Recent National Legislation
The 21st Century Cures Act was signed into law on December 13, 2016 and laid out changes to the FDA’s drug and device approval processes, with the goal of incorporating patient perspective into drug and device development and expediting the development and review of novel medical products. This legislation calls for the incorporation of “data summaries” and real-world evidence into the drug approval process and laid the groundwork for preapproval communication of appropriate healthcare economic information (HCEI) to expedite the formulary decision-making process after FDA approval. Also, the Regenerative Medicine Advanced Therapy and Breakthrough Devices Program was established as a new expedited product development program.10,11
On March 23, 2010 the ACA, often referred to as “Obamacare,” was passed by Congress. This sweeping overhaul of the healthcare system represents the largest change and expansion of coverage since the passing of Medicare and Medicaid in 1965.12
The ACA, in its original format, was an attempt to increase healthcare coverage for American citizens and involved the expansion of coverage provisions related to access and quality of care, summarized below.13,14
- Expansion of Public Programs
- The ACA provides the expansion of Medicaid to individuals with incomes up to 138% of the federal poverty level and eliminates the limitations that prohibited most adults without dependent children from enrolling. Increased federal funding for state Medicaid programs was used as an incentive for states to expand their Medicaid access. As of November 2, 2020, 38 states and Washington, DC have expanded Medicaid access.15
- Establishment of the American Health Benefit Exchanges
- A health insurance marketplace, also known as the “exchange” or “marketplace,” is where individuals and small employers are able to purchase private insurance.

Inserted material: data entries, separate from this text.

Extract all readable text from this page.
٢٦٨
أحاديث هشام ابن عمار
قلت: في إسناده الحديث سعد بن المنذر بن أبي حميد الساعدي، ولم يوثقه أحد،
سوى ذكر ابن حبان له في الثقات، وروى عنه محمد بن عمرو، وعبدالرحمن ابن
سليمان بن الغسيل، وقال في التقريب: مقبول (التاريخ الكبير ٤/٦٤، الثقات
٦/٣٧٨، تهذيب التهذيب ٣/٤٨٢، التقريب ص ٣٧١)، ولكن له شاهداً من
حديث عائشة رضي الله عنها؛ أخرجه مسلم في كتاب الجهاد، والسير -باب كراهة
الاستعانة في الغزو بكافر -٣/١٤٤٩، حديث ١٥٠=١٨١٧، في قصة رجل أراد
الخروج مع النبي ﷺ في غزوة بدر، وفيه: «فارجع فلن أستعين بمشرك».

Consumers are provided information to enable them to choose among plans that meet their health and financial needs.
- These Health Insurance Marketplace plans are required to meet a minimum set of coverage standards, also known as “essential health benefits.”
- Essential health benefits include: ambulatory patient services; emergency services; hospitalization; pregnancy, maternity, and newborn care; mental health and substance use disorder services; prescription drugs; rehabilitative and habilitative services and devices; laboratory services; pediatric services (including oral and vision care); total birth control coverage; and breastfeeding coverage.16
- Premium tax credits and cost-sharing reduction subsidies (CSR) are also available to make plans available on the exchanges more affordable for those who qualify.17
- Changes to Private Insurance
- New regulations prevent health insurers from denying coverage to people for any reason, including pre-existing health conditions and charging people more based on health status and gender.

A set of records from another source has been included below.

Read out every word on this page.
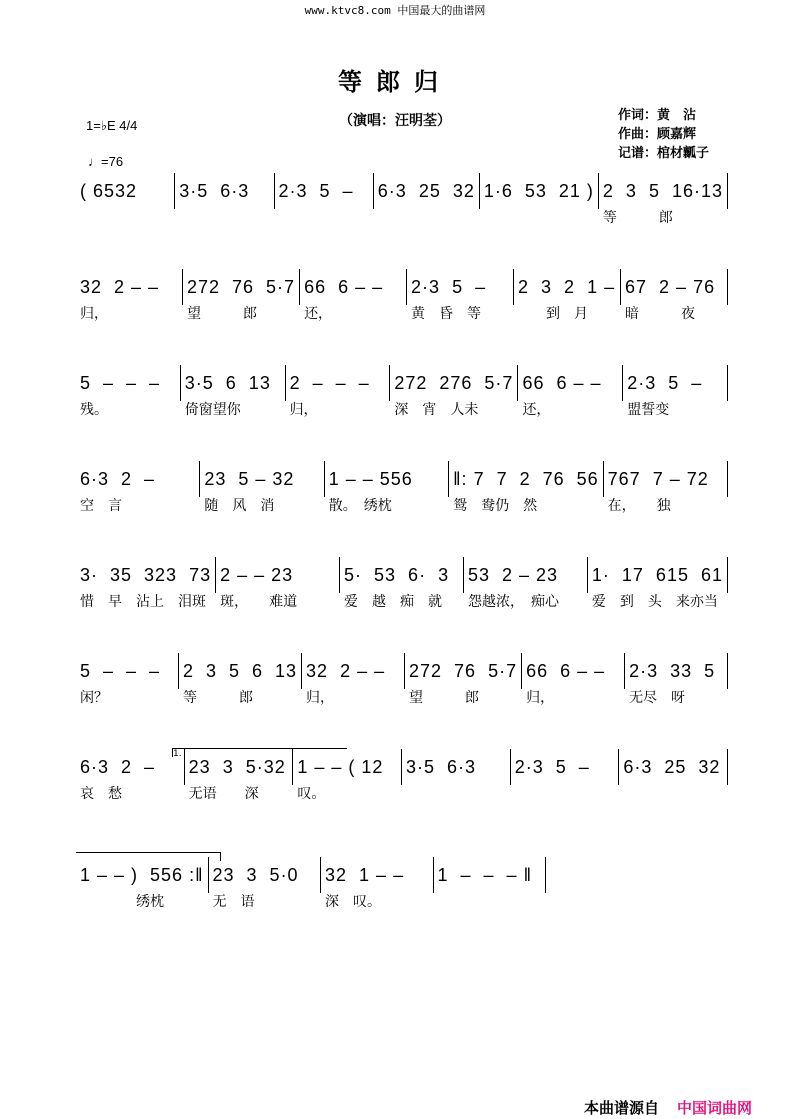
www.ktvc8.com 中国最大的曲谱网
等郎归
（演唱：汪明荃）	作词：黄　沾
作曲：顾嘉辉
记谱：棺材瓤子
1=♭E 4/4
♩=76
( 6532	3·5  6·3	2·3  5  –	6·3  25  32 1·6  53  21 ) 2  3  5  16·13
等　　　郎
32  2 – –
归，
272  76  5·7
望　　　郎
66  6 – –
还，
2·3  5  –
黄　昏　等
2  3  2  1 –
　　到　月
67  2 – 76
暗　　　夜
5  –  –  –
残。
3·5  6  13
倚窗望你
2  –  –  –
归，
272  276  5·7
深　宵　人未
66  6 – –
还，
2·3  5  –
盟誓变
6·3  2  –
空　言
23  5 – 32
随　风　消
1 – – 556
散。　绣枕
‖: 7  7  2  76  56
鸳　鸯仍　然
767  7 – 72
在，　　独
3·  35  323  73
惜　早　沾上　泪斑
2 – – 23
斑，　　难道
5·  53  6·  3
爱　越　痴　就
53  2 – 23
怨越浓，　痴心
1·  17  615  61
爱　到　头　来亦当
5  –  –  –
闲？
2  3  5  6  13
等　　　郎
32  2 – –
归，
272  76  5·7
望　　　郎
66  6 – –
归，
2·3  33  5
无尽　呀
6·3  2  –
哀　愁
23  3  5·32
无语　　深
1 – – ( 12
叹。
3·5  6·3	2·3  5  –	6·3  25  32
1 – – )  556 :‖
　　　　绣枕
23  3  5·0
无　语
32  1 – –
深　叹。
1  –  –  – ‖
1.
本曲谱源自 中国词曲网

- Young adults can remain on their parents’ health insurance up to age 26.
- Health insurers are prohibited from imposing lifetime limits on coverage and are prohibited from rescinding coverage.
- $0 copayments are available on many preventative health services.
- The Individual Mandate
- All individuals were required to have health insurance, with few exceptions, beginning in 2014. Those who did not have coverage were required to pay a yearly financial penalty.
- In late 2017, the federal individual mandate was repealed in a tax bill passed by Congress and signed by the Trump administration.18
- Employer Requirements for Health Coverage
- Employers with more than 50 employees are assessed a fee of $2000 per full-time employee if they do not offer coverage and they have at least one employee who receives a premium credit through an Exchange.